It’s no surprise that the United States holds the title for the world’s top economy, but this may no longer stand with China in second place. The United States’ GDP is valued at $6.5T more than China’s which gives them quite the hefty advantage at face value. However, the International Monetary Fund (IMF) has recently taken Purchasing Power Parity (PPP) into account for China which allowed them to overtake the US as the world’s top economy. Through the PPP, the value of money is compared with other countries and taken into consideration. As the standard of living makes it more affordable to stay in China compared to the US, China’s monetary figure was then adjusted. An employed person in China would typically earn less than someone from the US, and this shows the disparities that the PPP is meant to solve. With these factors in place, the IMF currently values China’s economy at $17.92T, slightly higher than that of the US’ at $17.81T.
The two countries have come a long way from the early 1900s, a period that could be considered as their worst, economically, for them both. With two World Wars occurring one after the other, the United States trying to pick itself back up from the recession, and China having to deal with continuous invasions from Japan and the Nanking Massacre, it’s a wonder how both countries were able to build themselves up to become the top economic powers they are today.
Despite this, China still has a long way to go for the raw market value of their currency to overtake the US dollar. This is dealt with in other avenues, such as their investment in education. The Chinese government began to heavily fund education since 2012, with China investing 4% of their total GDP. In recent years, there has been a noticeable rise in teachers instructing at educational institutions, as well as young individuals enrolling in undergraduate, primary, and secondary schools. Ultimately, this becomes a great investment in the nation’s youth, as the enhanced training and education places these citizens on the path to become more skilled. This makes them an invaluable asset to the economy when they begin to work and contribute to the country’s GDP. Given that all goes well in this endeavor, China’s workforce would be more than capable to increase manpower and products than that of their US counterparts.
This could be the reason behind the growth in China’s annual GDP being larger than that of the United States. At 6.9%, China’s GDP growth is far larger than the United States’, which remains only at 2.4%. Only time will tell whether this annual growth rate could help China surpass the US’ economy.
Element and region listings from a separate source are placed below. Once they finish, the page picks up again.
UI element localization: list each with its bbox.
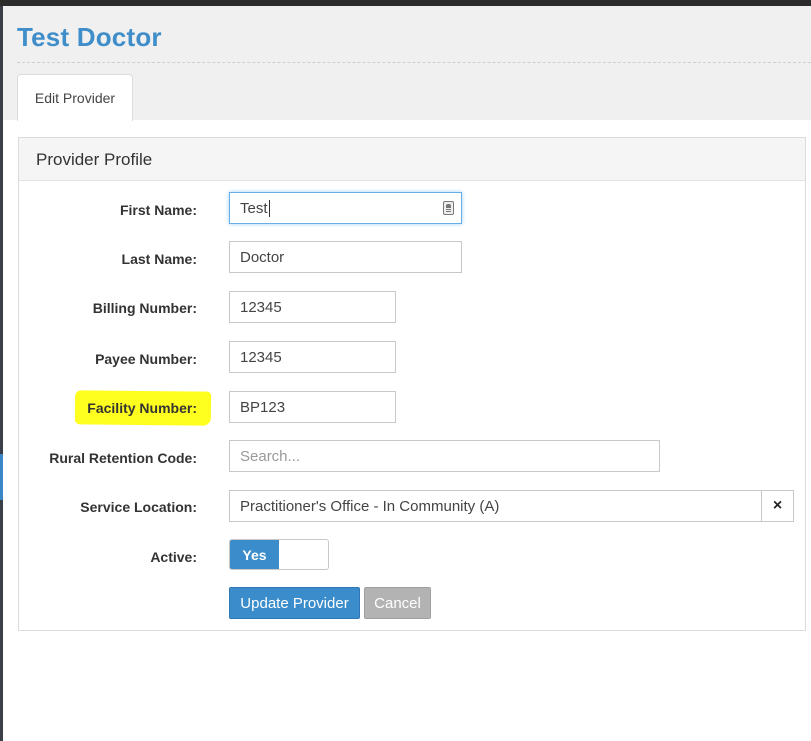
payee-number-label: Payee Number: (95, 351, 197, 367)
clear-service-location-button[interactable]: × (762, 490, 794, 522)
page-title: Test Doctor (17, 22, 162, 52)
cancel-button[interactable]: Cancel (364, 587, 431, 619)
close-icon: × (772, 497, 783, 514)
first-name-value: Test (240, 199, 268, 217)
panel-title: Provider Profile (19, 138, 805, 181)
billing-number-value: 12345 (240, 298, 282, 316)
modal-header: Test Doctor Edit Provider (3, 6, 811, 121)
text-cursor (268, 199, 270, 217)
contact-card-icon[interactable] (443, 201, 454, 215)
last-name-value: Doctor (240, 248, 285, 266)
last-name-label: Last Name: (121, 251, 197, 267)
service-location-label: Service Location: (80, 499, 197, 515)
tab-edit-provider[interactable]: Edit Provider (17, 74, 133, 121)
edit-provider-modal: Test Doctor Edit Provider Provider Profi… (3, 6, 811, 741)
header-divider (17, 62, 811, 63)
last-name-field[interactable]: Doctor (229, 241, 462, 273)
payee-number-value: 12345 (240, 348, 282, 366)
facility-number-label: Facility Number: (87, 400, 197, 416)
active-toggle-yes: Yes (230, 540, 279, 569)
payee-number-field[interactable]: 12345 (229, 341, 396, 373)
billing-number-field[interactable]: 12345 (229, 291, 396, 323)
rural-retention-code-search[interactable]: Search... (229, 440, 660, 472)
rural-retention-code-label: Rural Retention Code: (49, 450, 197, 466)
first-name-label: First Name: (119, 202, 197, 218)
billing-number-label: Billing Number: (92, 300, 197, 316)
service-location-value: Practitioner's Office - In Community (A) (240, 497, 500, 515)
rural-retention-code-placeholder: Search... (240, 447, 301, 465)
active-toggle[interactable]: Yes (229, 539, 329, 570)
service-location-select[interactable]: Practitioner's Office - In Community (A) (229, 490, 762, 522)
provider-profile-panel: Provider Profile First Name: Test Last N… (18, 137, 806, 631)
first-name-field[interactable]: Test (229, 192, 462, 224)
facility-number-field[interactable]: BP123 (229, 391, 396, 423)
facility-number-value: BP123 (240, 398, 286, 416)
update-provider-button[interactable]: Update Provider (229, 587, 360, 619)
active-label: Active: (150, 549, 197, 565)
According to the Center for Economics and Business Research (CEBR), it is predicted that China will become the top leading economy in 2029. This information is not surprising given that the US growth rate is far lower than that of China’s, and their population is nearly a fourth of China’s as well.
China has also begun to cut back on its CO2 emissions by converting their operations to be sustained by renewable energy. Until now, China’s rise on the global economic scale has been based on their usage of fossil fuels, though have now begun to invest in renewable energy. The country has become the largest investor in renewable energy and has spent more than Europe and the United States combined. Now with US President Trump taking a step back by retracting the US’ participation in the Paris Climate Agreement and the world heading towards renewable energy, a decline for the US economy is on the horizon, with China stepping onto the forefront.